8 milyar insan çevreyle savaş halindeyiz, kazanırsak kaybedeceğiz
ALTUNYALDIZ: “8 milyar insan…Hatta evlatlarımız, torunlarımız… Eğer bu savaştan galip çıkarsak, aslında tüm insanlık kaybedecek. O zaman, el birliğiyle hareket etmenin, fikirleri harekete dönüştürmenin, fırsatları iyi değerlendirip tehditlerden kaçınmanın, iletişim stratejimizi doğru belirlemenin… Yani değerli arkadaşlar, “birlikte” olabilmenin tam da zamanı… Dünya kelimenin tam anlamıyla köklü bir değişim ve dönüşümün tam eşiğinde.
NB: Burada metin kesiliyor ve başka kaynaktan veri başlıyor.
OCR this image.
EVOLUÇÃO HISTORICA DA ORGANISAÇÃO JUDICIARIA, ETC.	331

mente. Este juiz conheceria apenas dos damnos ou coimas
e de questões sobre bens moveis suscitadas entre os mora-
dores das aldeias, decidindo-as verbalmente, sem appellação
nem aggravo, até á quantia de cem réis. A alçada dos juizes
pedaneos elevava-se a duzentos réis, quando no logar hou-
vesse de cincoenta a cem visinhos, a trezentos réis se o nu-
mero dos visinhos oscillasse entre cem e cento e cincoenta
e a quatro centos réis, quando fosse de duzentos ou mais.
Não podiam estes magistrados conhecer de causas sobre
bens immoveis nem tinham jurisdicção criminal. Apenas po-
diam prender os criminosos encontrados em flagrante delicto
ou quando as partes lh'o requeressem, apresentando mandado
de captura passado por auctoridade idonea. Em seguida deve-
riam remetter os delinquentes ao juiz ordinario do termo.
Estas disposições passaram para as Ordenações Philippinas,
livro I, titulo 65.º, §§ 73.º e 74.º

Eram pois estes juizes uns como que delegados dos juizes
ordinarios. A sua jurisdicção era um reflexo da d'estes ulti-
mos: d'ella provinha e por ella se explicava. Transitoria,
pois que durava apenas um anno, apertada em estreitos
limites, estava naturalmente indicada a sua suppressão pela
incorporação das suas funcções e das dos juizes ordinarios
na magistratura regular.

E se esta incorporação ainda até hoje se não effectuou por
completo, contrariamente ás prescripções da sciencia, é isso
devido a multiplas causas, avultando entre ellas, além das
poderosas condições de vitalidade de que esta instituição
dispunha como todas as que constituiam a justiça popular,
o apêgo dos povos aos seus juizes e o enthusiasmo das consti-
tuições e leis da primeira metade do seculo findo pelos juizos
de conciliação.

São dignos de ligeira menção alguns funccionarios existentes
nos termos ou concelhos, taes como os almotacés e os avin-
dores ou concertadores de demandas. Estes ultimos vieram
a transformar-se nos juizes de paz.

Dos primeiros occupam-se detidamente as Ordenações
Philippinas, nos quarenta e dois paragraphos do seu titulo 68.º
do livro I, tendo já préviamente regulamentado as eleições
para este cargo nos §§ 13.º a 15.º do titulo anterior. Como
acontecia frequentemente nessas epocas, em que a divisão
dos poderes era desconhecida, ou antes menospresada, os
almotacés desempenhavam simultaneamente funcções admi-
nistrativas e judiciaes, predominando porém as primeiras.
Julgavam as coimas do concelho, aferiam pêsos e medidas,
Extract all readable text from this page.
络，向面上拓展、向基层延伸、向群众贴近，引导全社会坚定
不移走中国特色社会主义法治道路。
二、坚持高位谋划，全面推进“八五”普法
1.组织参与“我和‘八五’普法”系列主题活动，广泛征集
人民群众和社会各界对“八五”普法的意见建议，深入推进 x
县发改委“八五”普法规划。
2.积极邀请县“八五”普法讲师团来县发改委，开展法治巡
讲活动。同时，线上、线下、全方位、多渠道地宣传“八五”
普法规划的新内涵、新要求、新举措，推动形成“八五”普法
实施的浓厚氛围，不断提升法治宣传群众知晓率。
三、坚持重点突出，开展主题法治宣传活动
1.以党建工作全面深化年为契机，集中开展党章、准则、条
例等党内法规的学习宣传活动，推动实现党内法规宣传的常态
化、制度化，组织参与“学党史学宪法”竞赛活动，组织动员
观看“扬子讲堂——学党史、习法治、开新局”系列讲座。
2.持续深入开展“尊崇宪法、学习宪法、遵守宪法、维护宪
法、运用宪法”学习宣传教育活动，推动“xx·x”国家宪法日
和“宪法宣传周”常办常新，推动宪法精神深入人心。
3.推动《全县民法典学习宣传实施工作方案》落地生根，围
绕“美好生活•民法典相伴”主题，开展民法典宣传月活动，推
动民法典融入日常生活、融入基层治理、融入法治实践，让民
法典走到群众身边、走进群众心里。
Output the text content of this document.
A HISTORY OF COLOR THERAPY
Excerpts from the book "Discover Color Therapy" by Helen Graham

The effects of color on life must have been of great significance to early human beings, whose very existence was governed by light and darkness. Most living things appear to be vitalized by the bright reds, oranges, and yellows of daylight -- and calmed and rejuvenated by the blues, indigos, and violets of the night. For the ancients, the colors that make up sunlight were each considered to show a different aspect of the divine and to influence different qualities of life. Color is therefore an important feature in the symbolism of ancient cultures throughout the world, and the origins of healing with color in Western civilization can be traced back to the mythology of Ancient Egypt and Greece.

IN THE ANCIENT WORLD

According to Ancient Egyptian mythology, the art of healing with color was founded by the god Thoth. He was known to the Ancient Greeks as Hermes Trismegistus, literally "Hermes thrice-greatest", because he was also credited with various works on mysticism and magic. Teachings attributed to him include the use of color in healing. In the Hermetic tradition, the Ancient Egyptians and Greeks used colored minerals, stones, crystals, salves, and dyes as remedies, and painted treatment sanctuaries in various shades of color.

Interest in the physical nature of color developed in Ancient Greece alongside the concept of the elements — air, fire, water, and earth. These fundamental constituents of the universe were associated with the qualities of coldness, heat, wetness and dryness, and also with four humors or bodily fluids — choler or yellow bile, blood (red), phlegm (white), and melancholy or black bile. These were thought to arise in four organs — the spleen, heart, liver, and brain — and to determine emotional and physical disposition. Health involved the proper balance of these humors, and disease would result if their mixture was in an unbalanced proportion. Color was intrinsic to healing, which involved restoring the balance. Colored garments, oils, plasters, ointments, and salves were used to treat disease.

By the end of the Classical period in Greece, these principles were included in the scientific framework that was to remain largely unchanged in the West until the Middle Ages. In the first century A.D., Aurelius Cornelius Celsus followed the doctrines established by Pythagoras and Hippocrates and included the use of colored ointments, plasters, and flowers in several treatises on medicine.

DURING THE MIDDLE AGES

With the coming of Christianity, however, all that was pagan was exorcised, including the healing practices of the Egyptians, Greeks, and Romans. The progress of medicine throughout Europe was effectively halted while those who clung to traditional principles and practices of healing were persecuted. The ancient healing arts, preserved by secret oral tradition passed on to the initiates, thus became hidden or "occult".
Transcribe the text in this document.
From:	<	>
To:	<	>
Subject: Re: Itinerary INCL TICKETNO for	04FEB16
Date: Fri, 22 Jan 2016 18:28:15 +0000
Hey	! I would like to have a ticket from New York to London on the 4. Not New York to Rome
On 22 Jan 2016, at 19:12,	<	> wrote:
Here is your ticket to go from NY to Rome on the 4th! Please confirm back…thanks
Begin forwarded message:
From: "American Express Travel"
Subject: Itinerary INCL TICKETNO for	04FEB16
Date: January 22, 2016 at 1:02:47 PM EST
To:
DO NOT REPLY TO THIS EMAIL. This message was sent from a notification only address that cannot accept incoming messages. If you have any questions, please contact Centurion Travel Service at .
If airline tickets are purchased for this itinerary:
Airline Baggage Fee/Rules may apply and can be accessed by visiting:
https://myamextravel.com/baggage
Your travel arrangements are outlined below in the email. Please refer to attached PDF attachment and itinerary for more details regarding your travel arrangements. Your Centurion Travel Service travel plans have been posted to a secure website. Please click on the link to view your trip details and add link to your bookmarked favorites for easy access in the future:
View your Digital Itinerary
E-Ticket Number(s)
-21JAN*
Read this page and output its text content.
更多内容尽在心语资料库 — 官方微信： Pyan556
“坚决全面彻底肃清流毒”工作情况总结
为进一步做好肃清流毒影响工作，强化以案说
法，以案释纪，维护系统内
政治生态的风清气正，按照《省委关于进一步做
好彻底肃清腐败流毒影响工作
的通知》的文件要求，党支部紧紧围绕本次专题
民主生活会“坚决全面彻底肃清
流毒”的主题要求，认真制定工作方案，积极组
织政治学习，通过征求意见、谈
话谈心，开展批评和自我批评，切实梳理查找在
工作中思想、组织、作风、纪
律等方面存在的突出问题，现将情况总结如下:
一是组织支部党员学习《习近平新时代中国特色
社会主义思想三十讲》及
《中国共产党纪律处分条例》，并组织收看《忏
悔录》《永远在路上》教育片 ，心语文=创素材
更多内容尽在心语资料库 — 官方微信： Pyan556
Yarının dünyasının temellerini bugünden atıyoruz. Yeşil yatırımlara odaklanan, yeşil dönüşümü önceleyen ve bu süreçte sürdürülebilir kalkınma hedefleriyle kendini güncelleyen yarının kazananlarından olacak.¨
Sayın Cumhurbaşkanımızın işaret ettiği yeşil kalkınma devrimimiz çerçevesinde çalışmalarımızı kararlılıkla sürdürüyoruz
ALTUNYALDIZ: “İklim değişikliğiyle mücadele ve yeşil dönüşümde şimdiye kadar başardıklarımız, başarmak istediklerimiz için bize güç veriyor. Yeşil dönüşüm sürecinin en önemli öğelerinden birisi olan yenilenebilir enerjideki atılımlarımız sayesinde bugün Avrupa’da 5., dünyada ise 12. Sıradayız. Alanın tüm paydaşlarının aynı masada buluşabildiği İklim Şurası’nı hayata geçirebiliyor, ülkemizin gelecek 100 yılını şekillendirecek aksiyonları mutabakat içerisinde alabiliyoruz. Paris İklim Anlaşmasını Yüce Meclis’imizden oy birliğiyle geçiriyoruz. Üretimimizin kalbi organize sanayi bölgelerimizde yeşil sertifika sistemini hayata geçiriyoruz. Artık her birimizin yaşadığı yer birer enerji üretim tesisi oluyor.
¨Hükümetimiz sürdürülebilir kalkınma ve yeşil dönüşüm hedefleri doğrultusunda teşvik ve destek mekanizmalarını kararlılıkla sürdürüyor. TBMM Sanayi, Ticaret, Enerji, Tabii Kaynaklar, Bilgi ve Teknoloji Komisyonumuz olarak, Bakanlıklarımız, özel sektör ve sivil toplum kuruluşlarıyla ortak akıl ve iş birliği içerisinde ülkemizin karşısına çıkan fırsatları avantaja çevirmek için hazırlanıyoruz.¨
¨Çünkü biliyoruz ki, şans hazır olan zihinlere güler. Biz İklim Krizi’ne dur demeye ve yeşil dönüşümü gerçekleştirmeye kararlıyız. Çünkü dünya hepimizin evi… Ve dünyamız bunu hak ediyor. Çünkü bizler, gelecek nesillerimiz daha sürdürülebilir bir dünyada yaşamayı hak ediyoruz.¨
Şimdi daha yüksek bir farkındalıkla ve daha güçlü bir birliktelik ile daha etkili bir iletişim stratejisi ortaya çıkarma zamanı. Çünkü, dünyayı kurtarmak şimdi bir iletişim işi…” ifadelerini kullandı.